The Press were permitted to be present, but the Court imposed “a time delay to apply automatically for a period of 24 hours restricting the reporting of any evidence during the course of the proceedings, following the expiration of which there was to be freedom to report and publish”.
In the result, neither the Commissioner nor the Sunday World was satisfied; and both appealed to the Court of Appeal against the orders as made, agreeing that the compromise solution found by the High Court would be unworkable in practice.
Court of Appeal
Article 34.1 of the Constitution was central to the appeal, providing that: “Justice shall be administered in courts established by law by judges appointed in the manner provided by this Constitution and, save in such special and limited cases as may be prescribed by law, shall be administered in public.”

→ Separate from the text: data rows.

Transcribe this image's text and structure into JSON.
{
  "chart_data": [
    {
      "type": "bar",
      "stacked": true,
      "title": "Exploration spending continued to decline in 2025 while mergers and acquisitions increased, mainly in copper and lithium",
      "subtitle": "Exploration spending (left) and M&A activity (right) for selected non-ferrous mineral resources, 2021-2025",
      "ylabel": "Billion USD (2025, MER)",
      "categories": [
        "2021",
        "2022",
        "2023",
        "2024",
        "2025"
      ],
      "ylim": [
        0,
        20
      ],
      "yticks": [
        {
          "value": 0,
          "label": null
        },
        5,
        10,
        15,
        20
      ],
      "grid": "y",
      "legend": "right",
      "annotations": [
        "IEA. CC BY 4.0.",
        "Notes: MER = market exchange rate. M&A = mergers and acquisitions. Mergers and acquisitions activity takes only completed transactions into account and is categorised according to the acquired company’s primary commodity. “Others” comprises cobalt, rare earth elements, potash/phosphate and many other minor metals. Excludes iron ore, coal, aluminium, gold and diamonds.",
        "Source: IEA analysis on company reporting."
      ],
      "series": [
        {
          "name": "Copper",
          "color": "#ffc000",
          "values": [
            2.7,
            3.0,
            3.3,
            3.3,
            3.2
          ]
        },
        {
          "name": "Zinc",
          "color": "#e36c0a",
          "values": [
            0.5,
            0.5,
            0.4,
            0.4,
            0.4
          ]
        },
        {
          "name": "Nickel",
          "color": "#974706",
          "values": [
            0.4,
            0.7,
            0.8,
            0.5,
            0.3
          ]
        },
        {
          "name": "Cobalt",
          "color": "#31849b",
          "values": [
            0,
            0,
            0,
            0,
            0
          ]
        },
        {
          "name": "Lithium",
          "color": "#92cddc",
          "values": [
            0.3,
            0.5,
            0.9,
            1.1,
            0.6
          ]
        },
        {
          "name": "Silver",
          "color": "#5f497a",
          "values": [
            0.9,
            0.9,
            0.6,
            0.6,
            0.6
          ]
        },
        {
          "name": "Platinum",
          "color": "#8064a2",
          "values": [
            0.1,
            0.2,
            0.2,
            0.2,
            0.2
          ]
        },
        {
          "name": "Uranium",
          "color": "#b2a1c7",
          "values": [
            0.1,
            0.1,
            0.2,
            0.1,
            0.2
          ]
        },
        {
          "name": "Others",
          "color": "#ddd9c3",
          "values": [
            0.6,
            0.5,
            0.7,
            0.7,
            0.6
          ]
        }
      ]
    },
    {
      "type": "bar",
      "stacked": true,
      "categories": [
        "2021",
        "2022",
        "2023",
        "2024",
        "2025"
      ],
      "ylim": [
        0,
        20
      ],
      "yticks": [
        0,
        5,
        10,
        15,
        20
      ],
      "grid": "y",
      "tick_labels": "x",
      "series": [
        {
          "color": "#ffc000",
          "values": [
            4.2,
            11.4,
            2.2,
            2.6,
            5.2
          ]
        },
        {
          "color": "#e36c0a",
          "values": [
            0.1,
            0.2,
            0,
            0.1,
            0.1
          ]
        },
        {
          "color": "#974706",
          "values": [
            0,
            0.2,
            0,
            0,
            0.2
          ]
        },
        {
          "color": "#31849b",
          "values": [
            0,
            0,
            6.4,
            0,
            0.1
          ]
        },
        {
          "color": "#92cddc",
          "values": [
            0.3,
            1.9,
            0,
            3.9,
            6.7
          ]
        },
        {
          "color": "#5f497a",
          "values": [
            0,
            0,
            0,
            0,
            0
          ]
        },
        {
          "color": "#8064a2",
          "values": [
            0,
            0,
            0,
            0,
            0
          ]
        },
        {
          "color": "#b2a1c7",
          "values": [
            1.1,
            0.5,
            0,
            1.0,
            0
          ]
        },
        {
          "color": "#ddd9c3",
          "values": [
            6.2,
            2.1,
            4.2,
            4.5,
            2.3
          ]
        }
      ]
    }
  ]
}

Furthermore, according to President Ryan, the principal question in the Court of Appeal was the interpretation of the legal principle underlying the decision in Irish Times Ltd & Ors v Ireland & Ors 1 IR 359. Irish Times v Ireland and subsequent cases establish that it is possible to exercise the jurisdiction to depart from public hearings in civil actions and not just in criminal trials but the circumstances must be extreme and rare indeed and the evidence cogent.
President Ryan was satisfied that in the extraordinary circumstances of the case, “the applicant surmounted the very high threshold necessary to justify the order sought” and that on the facts of the case, the Court could “adopt and endorse the contents of the concluding paragraphs of the Mooney judgment”.

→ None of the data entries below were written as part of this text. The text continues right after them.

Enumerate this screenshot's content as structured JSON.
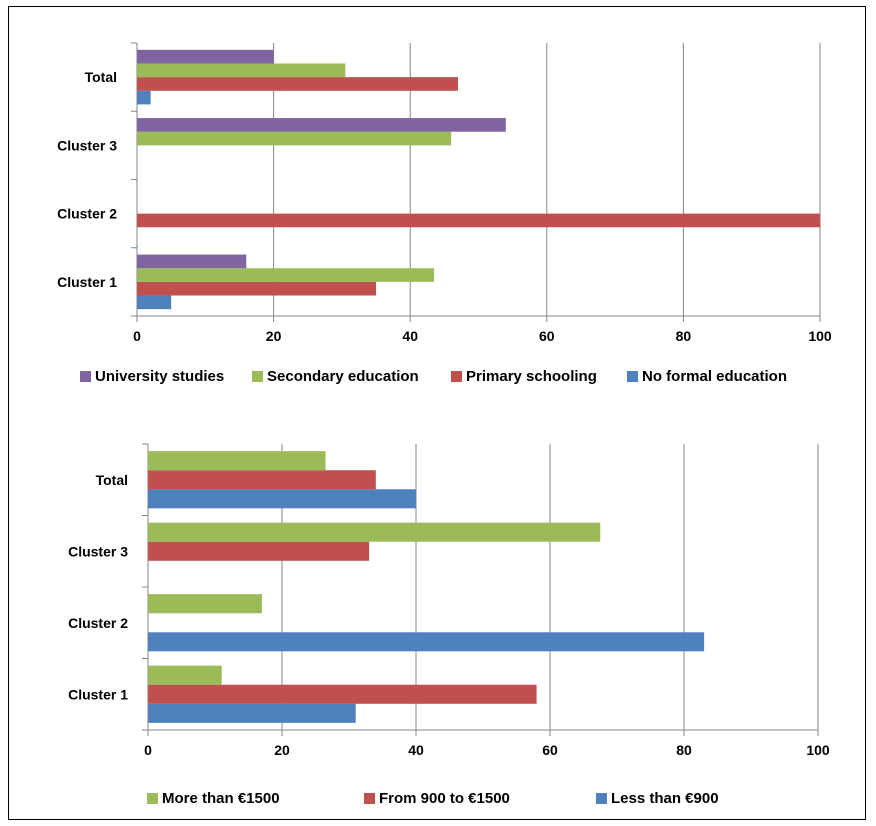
{
  "chart_data": [
    {
      "type": "bar",
      "orientation": "horizontal",
      "categories": [
        "Cluster 1",
        "Cluster 2",
        "Cluster 3",
        "Total"
      ],
      "series": [
        {
          "name": "No formal education",
          "color": "#4F81BD",
          "values": [
            5,
            0,
            0,
            2
          ]
        },
        {
          "name": "Primary schooling",
          "color": "#C0504D",
          "values": [
            35,
            100,
            0,
            47
          ]
        },
        {
          "name": "Secondary education",
          "color": "#9BBB59",
          "values": [
            43.5,
            0,
            46,
            30.5
          ]
        },
        {
          "name": "University studies",
          "color": "#8064A2",
          "values": [
            16,
            0,
            54,
            20
          ]
        }
      ],
      "legend_order": [
        "University studies",
        "Secondary education",
        "Primary schooling",
        "No formal education"
      ],
      "xlim": [
        0,
        100
      ],
      "xticks": [
        "0",
        "20",
        "40",
        "60",
        "80",
        "100"
      ],
      "grid": "vertical",
      "legend": "bottom"
    },
    {
      "type": "bar",
      "orientation": "horizontal",
      "categories": [
        "Cluster 1",
        "Cluster 2",
        "Cluster 3",
        "Total"
      ],
      "series": [
        {
          "name": "Less than €900",
          "color": "#4F81BD",
          "values": [
            31,
            83,
            0,
            40
          ]
        },
        {
          "name": "From 900 to €1500",
          "color": "#C0504D",
          "values": [
            58,
            0,
            33,
            34
          ]
        },
        {
          "name": "More than €1500",
          "color": "#9BBB59",
          "values": [
            11,
            17,
            67.5,
            26.5
          ]
        }
      ],
      "legend_order": [
        "More than €1500",
        "From 900 to €1500",
        "Less than €900"
      ],
      "xlim": [
        0,
        100
      ],
      "xticks": [
        "0",
        "20",
        "40",
        "60",
        "80",
        "100"
      ],
      "grid": "vertical",
      "legend": "bottom"
    }
  ]
}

On the undisputed facts, the Commissioner established that there was an existential threat generally and in particular to a practically unique catalogue of public and individual Constitutional rights and interests sufficient to outweigh the indisputably important requirements of Article 34.1
President Ryan held that the constitutional rights and interests at issue in the present case were the same as those considered in Mooney, stating that there was “no question of their status in the hierarchy of Constitutional rights and interests, including as they do rights to life, State security, public safety and international cooperation to combat crime of the most serious kind… and the functions of the Commissioner under the Official Secrets Act 1963”. Thus the nature of the interests at stake were “vital to the State”, and the threat to those interests “existential”.
President Ryan concluded that the only way for the interests to be safeguarded in the litigation would be by an order granting the private trial as sought by the Commissioner, similar to that in Mooney.